A couple of weeks ago, UC Davis celebrated its 100th annual Picnic Day. One hundred! Click on the images to see larger versions (or you could hold your face close to the screen, though I wouldn’t advise it). Picnic Day is a UC Davis institution, the largest university open house in the country, attracting thousands of visitors to such attractions as the Doxie Derby, Battle fo the Bands, the Chemistry Magic Show, and, er kittens. Yes, we waited for half an hour in line to see kittens, only to find out they were now cats (they were probably kittens when we started queuing). Four cats, just sitting there doing nothing, two of which were asleep. Yet massively popular. My six year old wanted to see nothing else. The first thing we watched however was the Parade, the annual march of bands, bikes, floats, the occasional political candidate, which was as fun as ever. We sat down outside Shields Library to watch it, when I started painting, but broke my water jar (as described in a previous episode). I added the rest of the colours at home.

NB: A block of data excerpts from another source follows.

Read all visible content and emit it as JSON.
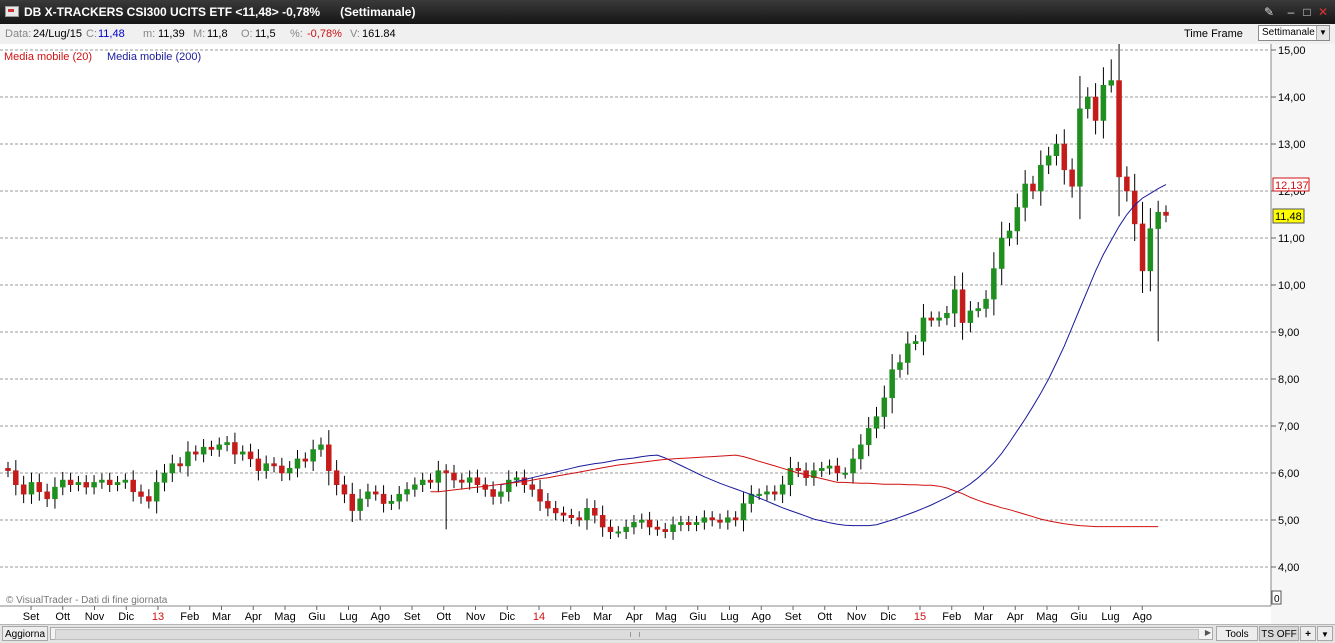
{
  "window": {
    "title": "DB X-TRACKERS CSI300 UCITS ETF <11,48> -0,78%",
    "period_label": "(Settimanale)"
  },
  "infobar": {
    "data_label": "Data:",
    "data_value": "24/Lug/15",
    "c_label": "C:",
    "c_value": "11,48",
    "m_label": "m:",
    "m_value": "11,39",
    "M_label": "M:",
    "M_value": "11,8",
    "o_label": "O:",
    "o_value": "11,5",
    "pct_label": "%:",
    "pct_value": "-0,78%",
    "v_label": "V:",
    "v_value": "161.84",
    "timeframe_label": "Time Frame",
    "timeframe_value": "Settimanale"
  },
  "legend": {
    "ma20": "Media mobile (20)",
    "ma200": "Media mobile (200)"
  },
  "footer": {
    "watermark": "© VisualTrader - Dati di fine giornata",
    "update_button": "Aggiorna",
    "tools_button": "Tools",
    "ts_button": "TS OFF",
    "plus_button": "+",
    "volume_box": "0"
  },
  "colors": {
    "up": "#1f8f1f",
    "down": "#c41b1b",
    "ma20": "#d01010",
    "ma200": "#1a1a9c",
    "last_price_bg": "#ffff00",
    "ma_value_color": "#d01010"
  },
  "chart_data": {
    "type": "candlestick",
    "ylim": [
      4.0,
      15.0
    ],
    "y_ticks": [
      "15,00",
      "14,00",
      "13,00",
      "12,00",
      "11,00",
      "10,00",
      "9,00",
      "8,00",
      "7,00",
      "6,00",
      "5,00",
      "4,00"
    ],
    "x_labels": [
      "Set",
      "Ott",
      "Nov",
      "Dic",
      "13",
      "Feb",
      "Mar",
      "Apr",
      "Mag",
      "Giu",
      "Lug",
      "Ago",
      "Set",
      "Ott",
      "Nov",
      "Dic",
      "14",
      "Feb",
      "Mar",
      "Apr",
      "Mag",
      "Giu",
      "Lug",
      "Ago",
      "Set",
      "Ott",
      "Nov",
      "Dic",
      "15",
      "Feb",
      "Mar",
      "Apr",
      "Mag",
      "Giu",
      "Lug",
      "Ago"
    ],
    "year_labels": [
      "13",
      "14",
      "15"
    ],
    "last_price": "11,48",
    "ma_last_value": "12,137",
    "closes": [
      6.05,
      5.75,
      5.55,
      5.8,
      5.6,
      5.45,
      5.7,
      5.85,
      5.75,
      5.8,
      5.7,
      5.8,
      5.85,
      5.75,
      5.8,
      5.85,
      5.6,
      5.5,
      5.4,
      5.8,
      6.0,
      6.2,
      6.15,
      6.45,
      6.4,
      6.55,
      6.5,
      6.6,
      6.65,
      6.4,
      6.45,
      6.3,
      6.05,
      6.2,
      6.15,
      6.0,
      6.1,
      6.3,
      6.25,
      6.5,
      6.6,
      6.05,
      5.75,
      5.55,
      5.2,
      5.45,
      5.6,
      5.55,
      5.35,
      5.4,
      5.55,
      5.65,
      5.75,
      5.85,
      5.8,
      6.05,
      6.0,
      5.85,
      5.8,
      5.9,
      5.75,
      5.65,
      5.5,
      5.6,
      5.85,
      5.9,
      5.75,
      5.65,
      5.4,
      5.25,
      5.15,
      5.1,
      5.05,
      5.0,
      5.25,
      5.1,
      4.85,
      4.75,
      4.75,
      4.85,
      4.95,
      5.0,
      4.85,
      4.8,
      4.75,
      4.9,
      4.95,
      4.9,
      4.95,
      5.05,
      5.0,
      4.95,
      5.05,
      5.0,
      5.35,
      5.55,
      5.55,
      5.6,
      5.55,
      5.75,
      6.1,
      6.05,
      5.9,
      6.05,
      6.1,
      6.15,
      6.0,
      6.0,
      6.3,
      6.6,
      6.95,
      7.2,
      7.6,
      8.2,
      8.35,
      8.75,
      8.8,
      9.3,
      9.25,
      9.3,
      9.4,
      9.9,
      9.2,
      9.45,
      9.5,
      9.7,
      10.35,
      11.0,
      11.15,
      11.65,
      12.15,
      12.0,
      12.55,
      12.75,
      13.0,
      12.45,
      12.1,
      13.75,
      14.0,
      13.5,
      14.25,
      14.35,
      12.3,
      12.0,
      11.3,
      10.3,
      11.2,
      11.55,
      11.48
    ],
    "ma20": [
      5.6,
      5.6,
      5.62,
      5.64,
      5.66,
      5.68,
      5.7,
      5.72,
      5.74,
      5.76,
      5.78,
      5.8,
      5.82,
      5.85,
      5.88,
      5.9,
      5.93,
      5.96,
      5.99,
      6.02,
      6.05,
      6.08,
      6.11,
      6.14,
      6.17,
      6.19,
      6.21,
      6.23,
      6.25,
      6.27,
      6.29,
      6.3,
      6.31,
      6.32,
      6.33,
      6.34,
      6.35,
      6.36,
      6.37,
      6.38,
      6.35,
      6.3,
      6.25,
      6.2,
      6.15,
      6.1,
      6.05,
      6.0,
      5.96,
      5.92,
      5.88,
      5.84,
      5.8,
      5.8,
      5.79,
      5.78,
      5.78,
      5.77,
      5.76,
      5.76,
      5.76,
      5.75,
      5.75,
      5.74,
      5.74,
      5.72,
      5.68,
      5.62,
      5.56,
      5.48,
      5.42,
      5.36,
      5.31,
      5.26,
      5.22,
      5.17,
      5.12,
      5.07,
      5.02,
      4.98,
      4.95,
      4.92,
      4.9,
      4.88,
      4.87,
      4.86,
      4.86,
      4.86,
      4.86,
      4.86,
      4.86,
      4.86,
      4.86,
      4.86
    ],
    "ma200": [
      5.75,
      5.78,
      5.82,
      5.86,
      5.9,
      5.94,
      5.98,
      6.02,
      6.06,
      6.1,
      6.14,
      6.17,
      6.2,
      6.22,
      6.25,
      6.28,
      6.3,
      6.32,
      6.35,
      6.37,
      6.38,
      6.32,
      6.24,
      6.16,
      6.08,
      6.0,
      5.92,
      5.85,
      5.78,
      5.72,
      5.66,
      5.6,
      5.54,
      5.47,
      5.4,
      5.33,
      5.26,
      5.2,
      5.14,
      5.08,
      5.02,
      4.98,
      4.94,
      4.91,
      4.89,
      4.88,
      4.88,
      4.88,
      4.9,
      4.95,
      5.0,
      5.06,
      5.12,
      5.18,
      5.25,
      5.32,
      5.4,
      5.48,
      5.57,
      5.66,
      5.77,
      5.9,
      6.05,
      6.22,
      6.42,
      6.65,
      6.9,
      7.15,
      7.42,
      7.7,
      8.0,
      8.35,
      8.7,
      9.1,
      9.5,
      9.9,
      10.3,
      10.65,
      10.95,
      11.25,
      11.5,
      11.7,
      11.85,
      11.95,
      12.05,
      12.137
    ]
  }
}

This second spread was sketched at the Battle of the Bands. I went home with my family, already tired after the excitement of the cats, and had a rest before heading back in to see the famous band battle. I’ve only seen it once, briefly, but I don’t really like crowds. I am getting better at sketching in large numbers now though, but nonetheless it was tricky. I stood at the top of the slope leading down to Lake Spafford, on the banks of which were gathered the bands themselves. Now these aren’t your guitar-hero indie-beard bands, oh no these are the colourful marching bands, and boy is this an event. The bands come from universities around California. The idea is that each band takes turns playing a song, and then by the end of the day (or night), the last band standing, the last one that has not exhausted all its known songs, is the winner (and I’m told it’s always the UC Davis Aggies). It is crazy, and chaotic, but it all works, and those musicians really keep it up for hours and hours. On the left there is a dancing tree from Stanford. I finally left during a long bit in the middle where all the bands came together in groups of the same instrument, and placed themselves around the crowd in a kind of promenade-theatre fashion, playing a continuous jam (I left after 45 minutes and it was still going on) in a variety of poses. Definitely a Davis event to be experienced at some point in your life.
And this was all. In nine years this is the most Picnic Day sketching I have ever done.